I wrote “The Passing of the Third Floor Back” for David Warfield. I worked it out first as a short story. It was John Murray, the publisher, who put the idea into my head of making it into a play; and when I saw Warfield in “The Music Master,” it seemed to me he was just the actor to play it. He would not have had the dignity and compelling force of Forbes-Robertson. He would have made the character win rather through tenderness and appeal. I was on a lecturing tour in America; and I got my agent, Miss Marbury, to put me into touch with Belasco, Warfield's manager. It was in a Pullman car between Washington and New York that I sketched out the idea to him. It got hold of him. We were both doubtful as to how the public would receive it. I thought I could do it without giving offence. Belasco agreed to trust me, and on my return to England I got to work upon it. It was not an easy play to write: one had to feel it rather than think it. I was living in a lonely part of the Chiltern hills with great open spaces all around me, and that helped; and at last it was finished. I had arranged to return to America to produce “Sylvia of the Letters,” a play I had written for Grace George; and I took “The Passing” with me. I read it to Warfield and Belasco late one night at Belasco's theatre in New York. We had the house to ourselves; and afterwards we adjourned to Warfield's club for supper. It was about three o'clock in the morning, and the only thing we could get was cold beef and pickles. They were both impressed by the play, and we found ourselves talking in whispers. I fancy Belasco got nervous about it, later on. We fixed things up next morning at Miss Marbury's office, and he asked me to see Percy Anderson, the artist, when I got back to England, and get him to make sketches for the characters. It was while he was drawing them, in his studio at Folkestone, that one morning Forbes-Robertson, who had a house there, dropped in upon him. Forbes was greatly interested in the sketches; and Anderson showed him the play.
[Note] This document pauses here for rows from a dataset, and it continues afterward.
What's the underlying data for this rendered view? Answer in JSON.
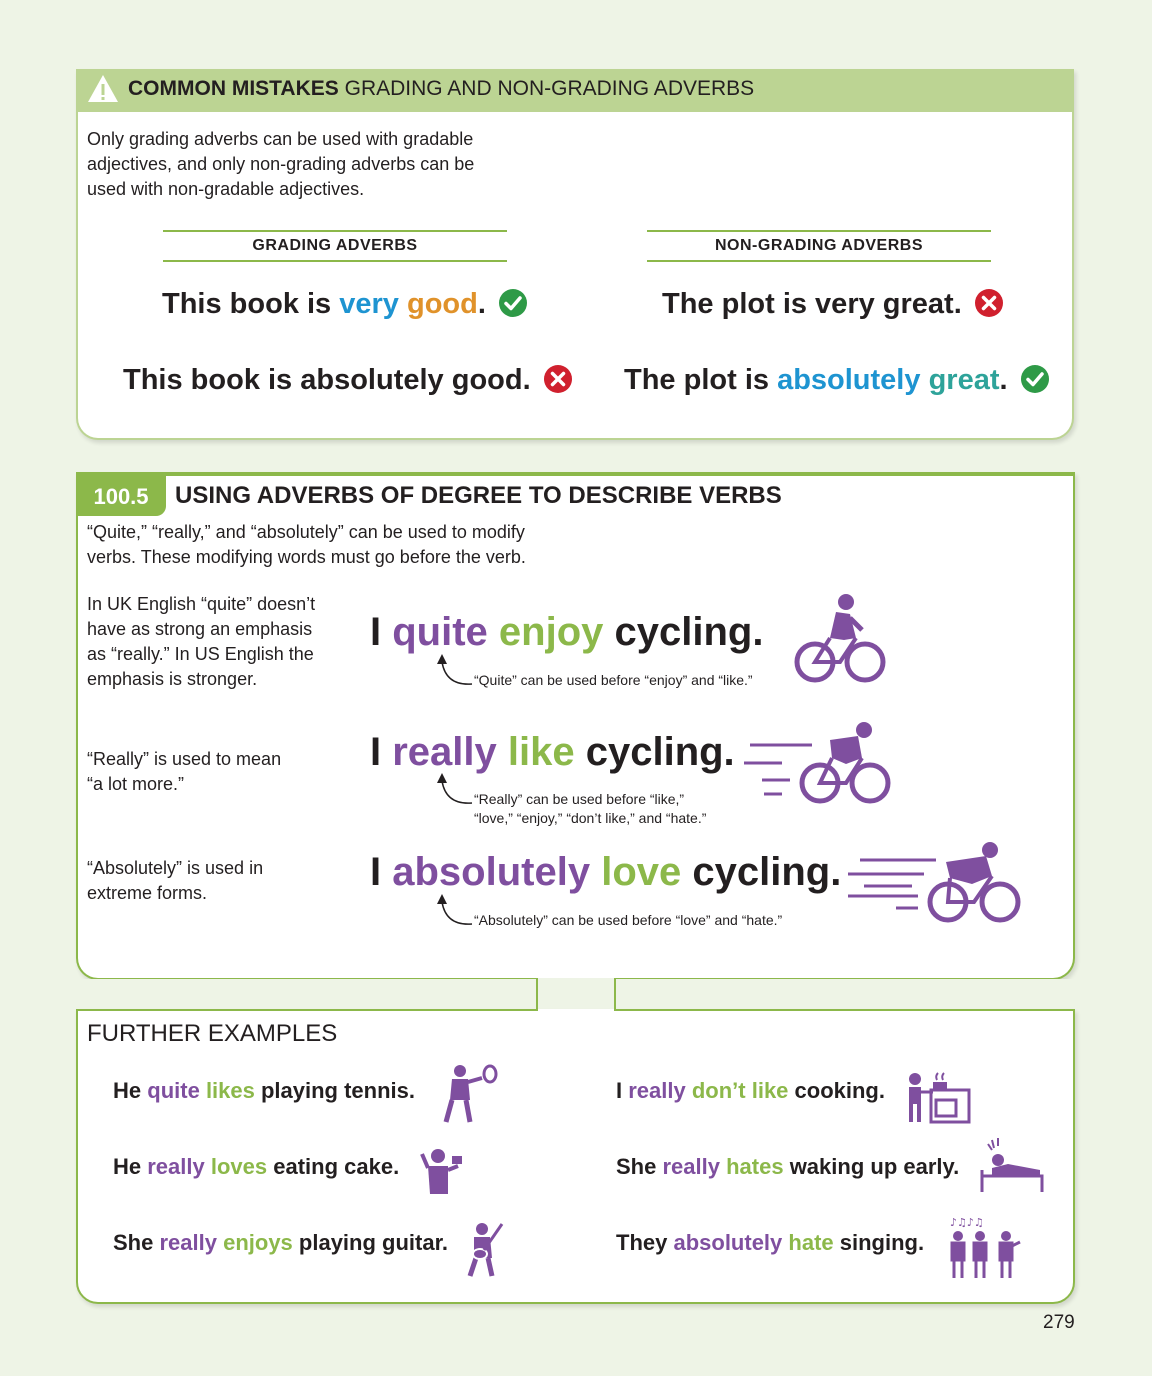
{
  "common_mistakes": {
    "title_bold": "COMMON MISTAKES",
    "title_rest": " GRADING AND NON-GRADING ADVERBS",
    "intro": "Only grading adverbs can be used with gradable adjectives, and only non-grading adverbs can be used with non-gradable adjectives.",
    "grading_header": "GRADING ADVERBS",
    "non_grading_header": "NON-GRADING ADVERBS",
    "ex1": {
      "pre": "This book is ",
      "adverb": "very",
      "adj": "good",
      "post": "."
    },
    "ex2": "This book is absolutely good.",
    "ex3": "The plot is very great.",
    "ex4": {
      "pre": "The plot is ",
      "adverb": "absolutely",
      "adj": "great",
      "post": "."
    }
  },
  "section": {
    "number": "100.5",
    "title": "USING ADVERBS OF DEGREE TO DESCRIBE VERBS",
    "intro": "“Quite,” “really,” and “absolutely” can be used to modify verbs. These modifying words must go before the verb.",
    "rows": [
      {
        "side_note": "In UK English “quite” doesn’t have as strong an emphasis as “really.” In US English the emphasis is stronger.",
        "subject": "I ",
        "adverb": "quite",
        "verb": "enjoy",
        "rest": " cycling.",
        "note_line1": "“Quite” can be used before “enjoy” and “like.”",
        "note_line2": ""
      },
      {
        "side_note": "“Really” is used to mean “a lot more.”",
        "subject": "I ",
        "adverb": "really",
        "verb": "like",
        "rest": " cycling.",
        "note_line1": "“Really” can be used before “like,”",
        "note_line2": "“love,” “enjoy,” “don’t like,” and “hate.”"
      },
      {
        "side_note": "“Absolutely” is used in extreme forms.",
        "subject": "I ",
        "adverb": "absolutely",
        "verb": "love",
        "rest": " cycling.",
        "note_line1": "“Absolutely” can be used before “love” and “hate.”",
        "note_line2": ""
      }
    ]
  },
  "further": {
    "title": "FURTHER EXAMPLES",
    "examples": [
      {
        "pre": "He ",
        "adverb": "quite",
        "verb": "likes",
        "rest": " playing tennis.",
        "icon": "tennis-player-icon"
      },
      {
        "pre": "I ",
        "adverb": "really",
        "verb": "don’t like",
        "rest": " cooking.",
        "icon": "cooking-icon"
      },
      {
        "pre": "He ",
        "adverb": "really",
        "verb": "loves",
        "rest": " eating cake.",
        "icon": "cake-eating-icon"
      },
      {
        "pre": "She ",
        "adverb": "really",
        "verb": "hates",
        "rest": " waking up early.",
        "icon": "waking-up-icon"
      },
      {
        "pre": "She ",
        "adverb": "really",
        "verb": "enjoys",
        "rest": " playing guitar.",
        "icon": "guitar-player-icon"
      },
      {
        "pre": "They ",
        "adverb": "absolutely",
        "verb": "hate",
        "rest": " singing.",
        "icon": "singing-group-icon"
      }
    ]
  },
  "page_number": "279",
  "colors": {
    "purple": "#7f4f9f",
    "green": "#8cb84a",
    "blue": "#1e94d1",
    "orange": "#e0922a",
    "teal": "#2ea39a",
    "correct": "#2e9a47",
    "wrong": "#d0202e"
  }
}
Forbes-Robertson wrote me telling me this; and saying that if by any chance arrangements between myself and Belasco fell through, he would like to talk to me. His letter arrived the day after I had had one from Belasco, making it clear that he did not want, if possible, to be bound to his contract; so for answer, I called upon Forbes-Robertson in Bedford Square; and read the play to him and his wife. He also was nervous; but Gertrude Elliott swept all doubts aside and ended the matter.
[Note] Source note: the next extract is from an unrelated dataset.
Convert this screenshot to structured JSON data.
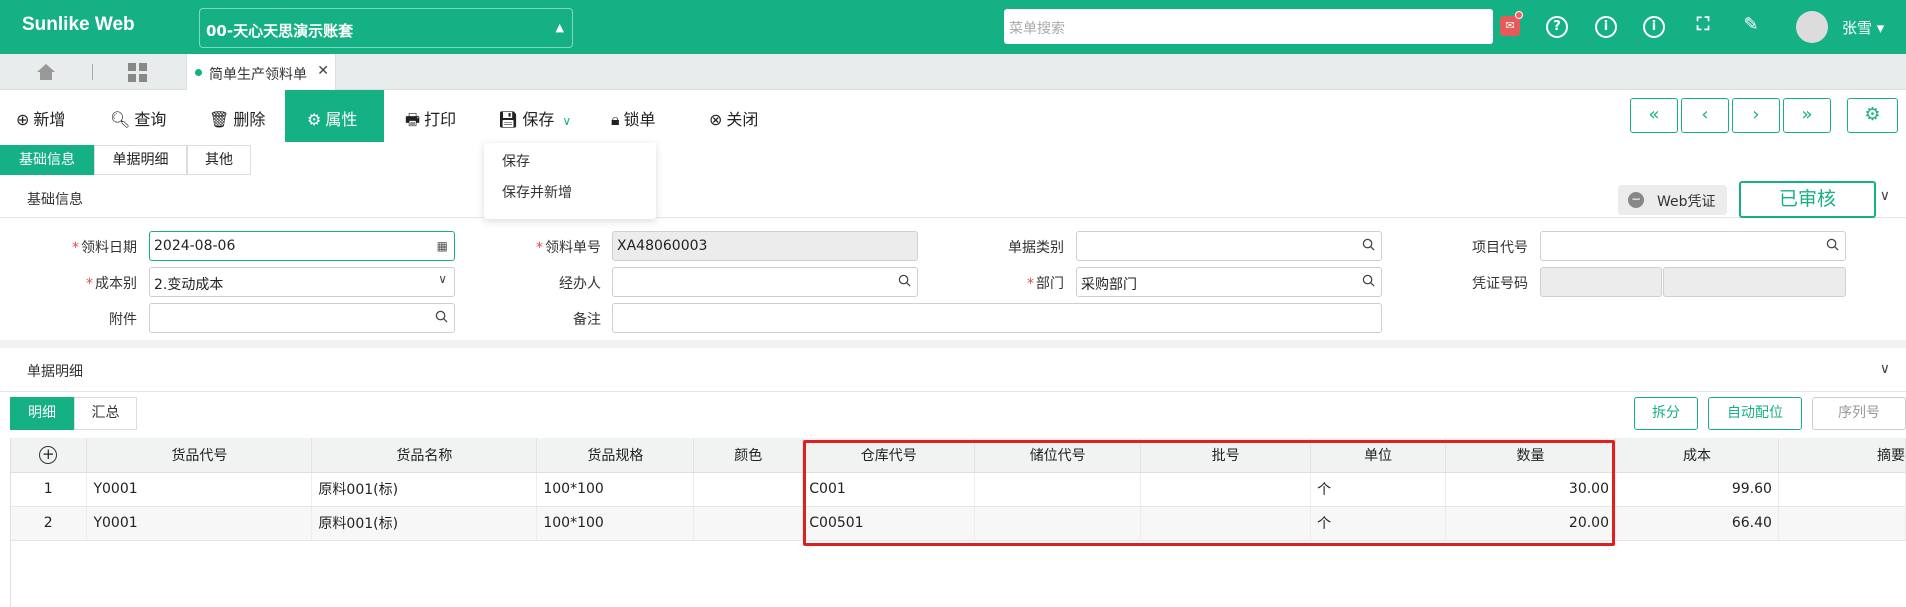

We got together as perfect a cast as I think any play has ever had. Ernest Hendrie as the old Bookmaker, Ian Robertson as the Major, Edward Sass as the Jew, Agnes Thomas as Mrs. Sharpe, and Haidee Wright as the Painted Lady were all wonderful; and Gertrude Elliott played the Slavey. I was afraid, at first, that her beauty and her grace would hamper her; but she overcame these drawbacks and, even at rehearsal, invested the little slut with a spirituality that at times transfigured her. My daughter played the part in the country and afterwards in London during the war, and they two were the best Stasias I have seen. Lillah McCarthy was to have played Vivien. Granville Barker was in America, and she consulted Shaw, who read the play and told her to grab the part and hang on to it. She had an engagement she thought she could get out of; but it was not so, and we had to seek elsewhere.
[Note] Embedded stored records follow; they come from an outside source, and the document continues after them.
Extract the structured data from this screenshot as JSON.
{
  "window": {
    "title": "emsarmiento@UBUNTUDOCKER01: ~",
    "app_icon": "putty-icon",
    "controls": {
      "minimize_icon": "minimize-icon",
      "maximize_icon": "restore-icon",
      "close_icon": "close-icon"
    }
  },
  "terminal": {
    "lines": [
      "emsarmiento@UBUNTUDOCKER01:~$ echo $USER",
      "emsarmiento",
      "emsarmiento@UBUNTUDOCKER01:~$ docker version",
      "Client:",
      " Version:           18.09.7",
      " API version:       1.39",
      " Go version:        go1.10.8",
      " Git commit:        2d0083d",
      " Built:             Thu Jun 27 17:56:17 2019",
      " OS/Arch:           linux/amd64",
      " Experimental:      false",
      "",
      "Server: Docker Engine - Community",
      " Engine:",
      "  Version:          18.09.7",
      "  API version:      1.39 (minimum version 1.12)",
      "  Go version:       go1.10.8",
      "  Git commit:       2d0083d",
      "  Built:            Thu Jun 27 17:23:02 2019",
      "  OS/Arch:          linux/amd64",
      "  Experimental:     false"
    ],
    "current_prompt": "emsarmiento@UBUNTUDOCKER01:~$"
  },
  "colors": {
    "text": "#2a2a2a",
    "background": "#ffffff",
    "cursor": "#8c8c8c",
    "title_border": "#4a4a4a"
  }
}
“We must have someone supremely beautiful,” said Forbes. “There are six women in the play; four of them have to be middle-aged, and my wife has to disguise herself. It's our only chance.”

I thought of Alice Crawford. Time was pressing. We sent her a wire. She had just left for a ball at the Piccadilly Hotel.

“You must go to the ball,” said Forbes.

I went as I was, in a blue serge suit, brown boots, and a collar that I had been wearing since eight o'clock in the morning. I made a sensation in the ballroom. I gathered that the people round about took me for a policeman in unnecessarily plain clothes; but I spotted Alice Crawford, and beckoned her outside. A gentleman came up and asked if he could be of any use. I take it the idea of bail was in his mind.